Just when the world is coming to terms with the country’s resignation as a member of the Organisation of the Petroleum Exporting Countries, OPEC, Qatar has delved another blow, to invest $20 billion in the United States’ booming shale industry, as well as its Liquefied Natural Gas, LNG.

A report by Reuters on Sunday, quoted Saad al-Kaabi, chief executive of the world’s top liquefied natural gas, LNG supplier, Qatar Petroleum, QP, as saying the funds will be spread “over the coming few years”.

Qatar which unexpectedly quit OPEC this month 57 years, had announced it would now focus on its major economic strength, LNG, while it also maintains its oil customers. The country is the world’s highest producer and exporter of natural gas.

The country has an annual gas production of 77 million tonnes. It plans to boost capacity 43 percent by 2023-2024 and will be building four liquefaction trains for the LNG expansion.
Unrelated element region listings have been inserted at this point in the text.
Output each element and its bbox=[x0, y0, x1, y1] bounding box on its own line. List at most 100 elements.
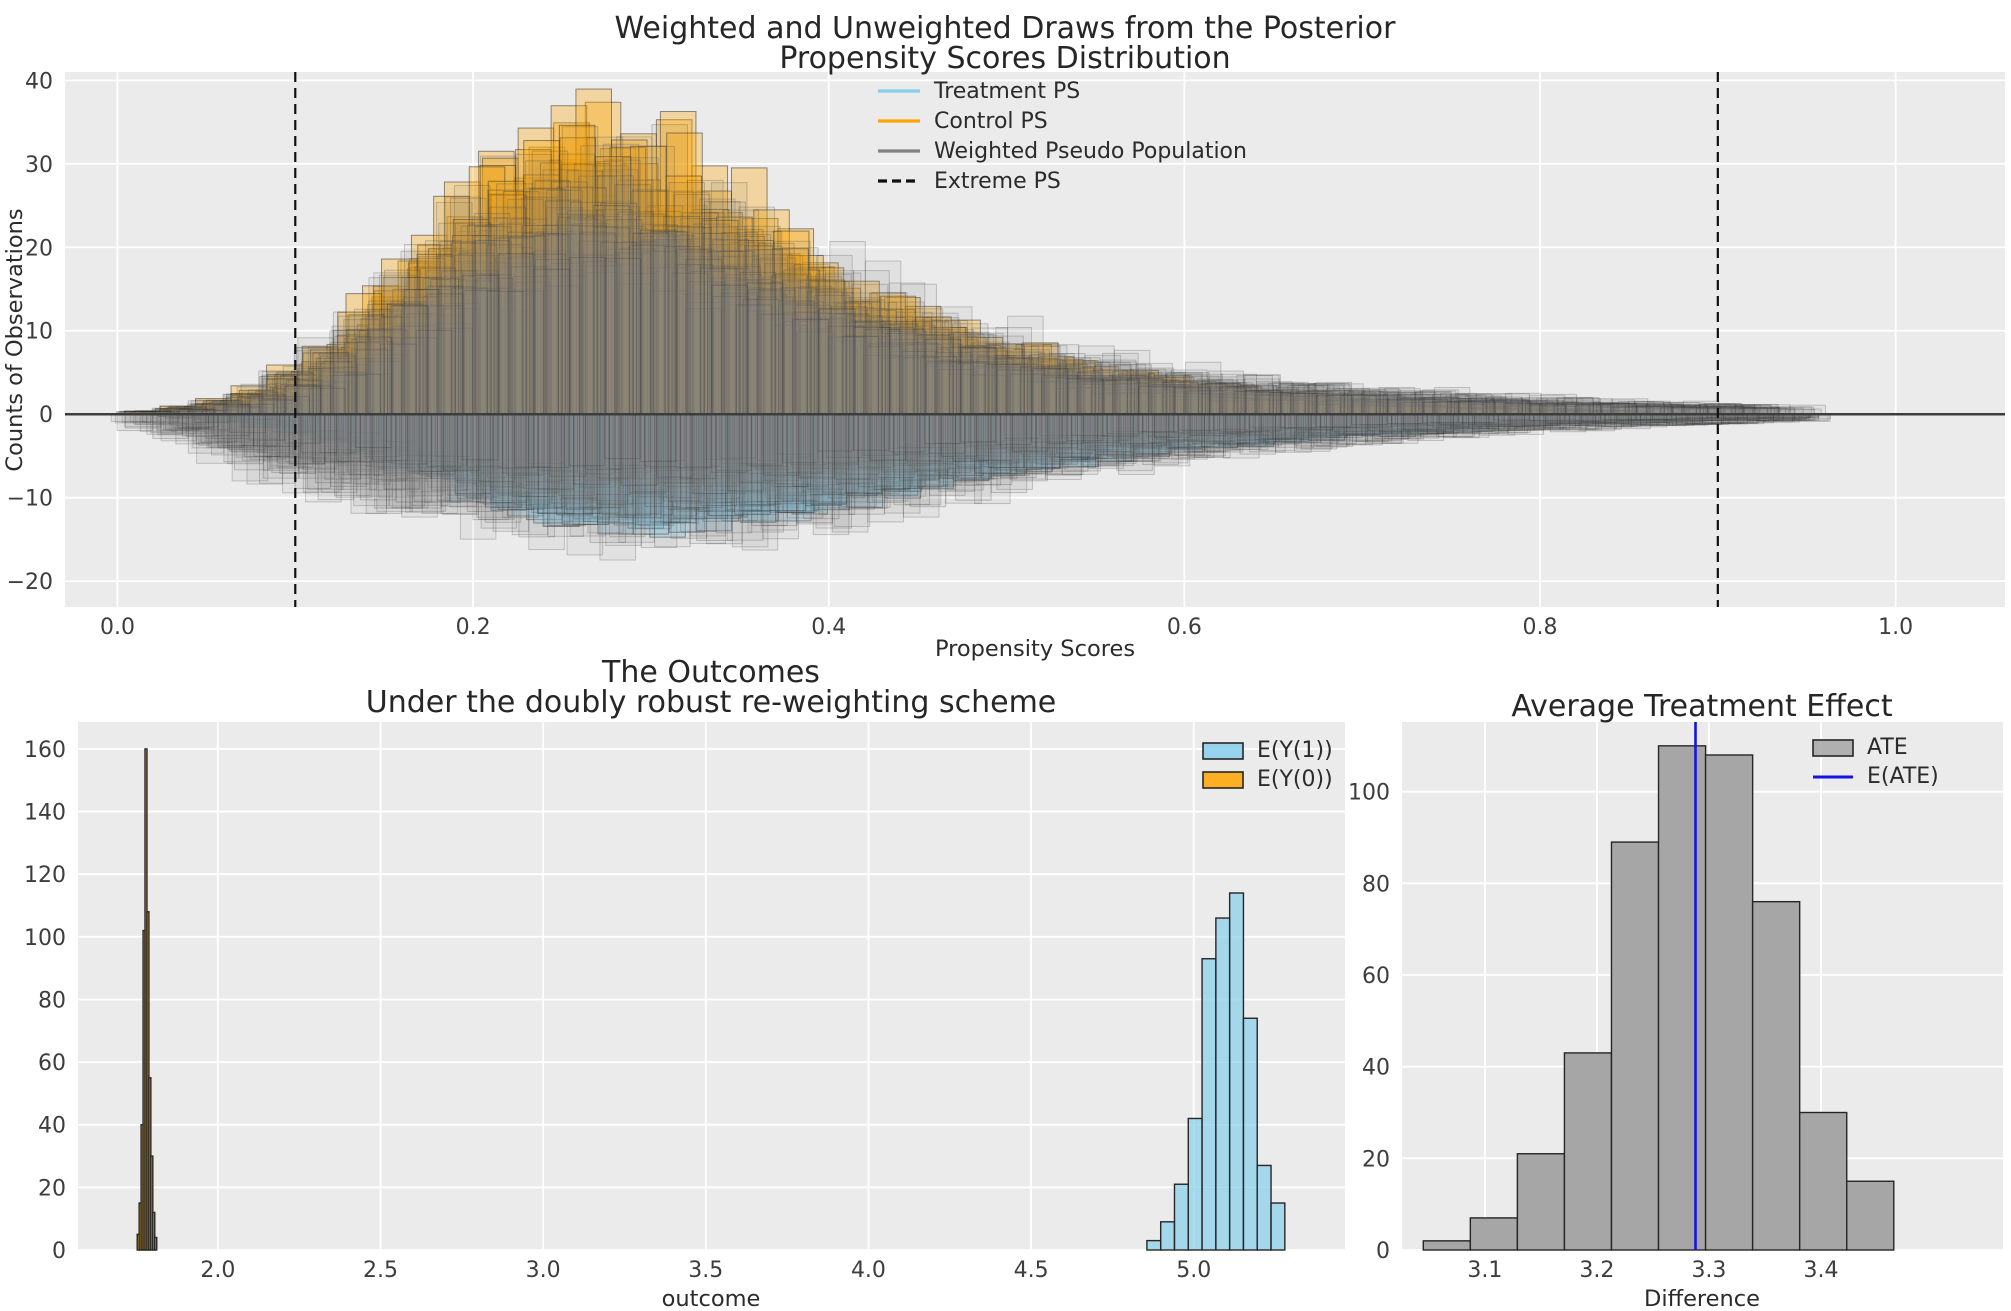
legend-sample-patch bbox=[1202, 771, 1244, 789]
legend-item-label: E(Y(1)) bbox=[1257, 738, 1333, 763]
histogram-bar bbox=[879, 295, 917, 415]
histogram-bar bbox=[1103, 388, 1141, 415]
histogram-bar bbox=[1066, 378, 1104, 415]
histogram-bar bbox=[372, 285, 410, 415]
histogram-bar bbox=[1012, 384, 1050, 415]
histogram-bar bbox=[564, 253, 602, 415]
outcomes-xlabel: outcome bbox=[662, 1286, 761, 1311]
histogram-bar bbox=[279, 413, 316, 475]
histogram-bar bbox=[1346, 413, 1383, 446]
histogram-bar bbox=[407, 262, 445, 415]
histogram-bar bbox=[593, 205, 630, 415]
y-tick-label: 120 bbox=[24, 863, 66, 888]
outcomes-title-line2: Under the doubly robust re-weighting sch… bbox=[366, 685, 1057, 720]
histogram-bar bbox=[1070, 386, 1107, 415]
ate-xlabel: Difference bbox=[1644, 1286, 1760, 1311]
y-tick-label: 40 bbox=[38, 1114, 66, 1139]
histogram-bar bbox=[930, 371, 967, 415]
histogram-bar bbox=[1595, 413, 1632, 428]
histogram-bar bbox=[617, 277, 654, 415]
histogram-bar bbox=[429, 322, 467, 415]
histogram-bar bbox=[467, 249, 504, 415]
y-tick-label: 60 bbox=[1362, 964, 1390, 989]
histogram-bar bbox=[634, 413, 672, 530]
histogram-bar bbox=[858, 346, 896, 415]
histogram-bar bbox=[960, 347, 997, 415]
x-tick-label: 0.8 bbox=[1523, 615, 1558, 640]
histogram-bar bbox=[853, 326, 891, 415]
histogram-bar bbox=[422, 296, 460, 415]
histogram-bar bbox=[645, 210, 682, 415]
histogram-bar bbox=[929, 362, 967, 415]
histogram-bar bbox=[856, 342, 893, 415]
histogram-bar bbox=[701, 219, 739, 415]
histogram-bar bbox=[585, 212, 623, 415]
histogram-bar bbox=[777, 413, 814, 514]
histogram-bar bbox=[1027, 380, 1064, 415]
histogram-bar bbox=[1452, 413, 1490, 438]
histogram-bar bbox=[1045, 384, 1083, 415]
histogram-bar bbox=[1559, 413, 1597, 431]
histogram-bar bbox=[432, 285, 469, 415]
histogram-bar bbox=[500, 285, 538, 415]
histogram-bar bbox=[955, 413, 992, 501]
histogram-bar bbox=[1600, 403, 1637, 415]
histogram-bar bbox=[1666, 413, 1703, 425]
histogram-bar bbox=[749, 283, 787, 415]
x-tick-label: 0.4 bbox=[811, 615, 846, 640]
histogram-bar bbox=[467, 224, 504, 415]
y-tick-label: 30 bbox=[25, 153, 53, 178]
histogram-bar bbox=[783, 269, 821, 415]
histogram-bar bbox=[604, 257, 642, 415]
histogram-bar bbox=[536, 267, 573, 415]
histogram-bar bbox=[1239, 413, 1277, 455]
histogram-bar bbox=[1493, 399, 1531, 415]
histogram-bar bbox=[785, 323, 822, 415]
histogram-bar bbox=[379, 316, 417, 415]
histogram-bar bbox=[463, 266, 501, 415]
histogram-bar bbox=[889, 328, 926, 415]
histogram-bar bbox=[1034, 381, 1072, 415]
histogram-bar bbox=[737, 299, 775, 415]
histogram-bar bbox=[528, 413, 565, 551]
histogram-bar bbox=[1173, 386, 1211, 415]
histogram-bar bbox=[467, 310, 505, 415]
histogram-bar bbox=[688, 296, 725, 415]
histogram-bar bbox=[1310, 413, 1348, 448]
histogram-bar bbox=[1102, 378, 1139, 415]
histogram-bar bbox=[919, 413, 957, 490]
histogram-bar bbox=[1107, 382, 1144, 415]
histogram-bar bbox=[1036, 386, 1074, 415]
x-tick-label: 1.0 bbox=[1878, 615, 1913, 640]
histogram-bar bbox=[763, 253, 801, 415]
histogram-bar bbox=[1458, 400, 1495, 415]
histogram-bar bbox=[1280, 393, 1317, 415]
histogram-bar bbox=[172, 413, 210, 429]
histogram-bar bbox=[534, 180, 572, 415]
histogram-bar bbox=[344, 342, 381, 415]
histogram-bar bbox=[1529, 404, 1566, 415]
histogram-bar bbox=[430, 278, 467, 415]
histogram-bar bbox=[453, 260, 490, 415]
axes-outcomes: 2.0 2.5 3.0 3.5 4.0 4.5 5.00204060801001201401… bbox=[24, 722, 1345, 1283]
y-tick-label: 0 bbox=[39, 403, 53, 428]
histogram-bar bbox=[691, 165, 729, 415]
x-tick-label: 2.5 bbox=[363, 1258, 398, 1283]
histogram-bar bbox=[154, 1236, 158, 1251]
histogram-bar bbox=[382, 323, 419, 415]
histogram-bar bbox=[502, 246, 540, 415]
histogram-bar bbox=[1201, 958, 1217, 1251]
histogram-bar bbox=[924, 338, 962, 415]
histogram-bar bbox=[586, 251, 623, 415]
histogram-bar bbox=[386, 413, 423, 509]
histogram-bar bbox=[1055, 387, 1093, 415]
histogram-bar bbox=[248, 394, 286, 415]
histogram-bar bbox=[806, 318, 844, 415]
histogram-bar bbox=[823, 336, 860, 415]
histogram-bar bbox=[972, 382, 1010, 415]
histogram-bar bbox=[346, 329, 383, 415]
histogram-bar bbox=[315, 357, 353, 415]
histogram-bar bbox=[1020, 381, 1057, 415]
The country had quitted OPEC over row with Saudi Arabia which also holds the presidential seat in OPEC, likewise its unwillingness to make additional cuts in the Declaration of Cooperation, DoC. Following accusation of involvement in terrorism, Saudi Arabia, United Arab Emirates, Bahrain, and Egypt, had imposed a political and economic boycott on Qatar since June 2017, accusing it of supporting terrorism. The country has since denied all allegations of supporting terrorism.

According to al-Kaabi, QP will announce its foreign partners for the new LNG trains it is building by the middle of next year, and the company has decided to self-finance the expansion rather than borrowing-QP used to borrow up to 70 percent of its needs from banks.

“We are looking at many assets in the U.S. We’re looking at gas and oil, conventional and non-conventional,” Kaabi said in an interview at his office in Doha.

“We are looking for a lot of things (in our partners) including asset swaps, things that will help me in my international expansion,” he said.

“If I don’t get good deals, nobody will come. I’m telling you, mark my words: if I don’t get a good deal, we go alone”.

According to the report, QP is still in talks with international oil companies for the new expansion project. Existing oil companies operating in Qatar include Exxon Mobil Corp, Total, Royal Dutch Shell, and ENI.

QP currently pumps 4.8 million barrels of oil equivalent per day (boed) and aims to boost its output to 6.5 million boed in the next 8 years by expanding its upstream business abroad.

Kaabi also said that proposed U.S. legislation known as “NOPEC”, or No Oil Producing and Exporting Cartels Act, which could open the group up to anti-trust lawsuits, was one of the reasons for quitting the oil exporting club.

Kaabi said he expected to make a final decision on the investment and whether to move ahead with the project “by the end of the year, if not January,” the report said.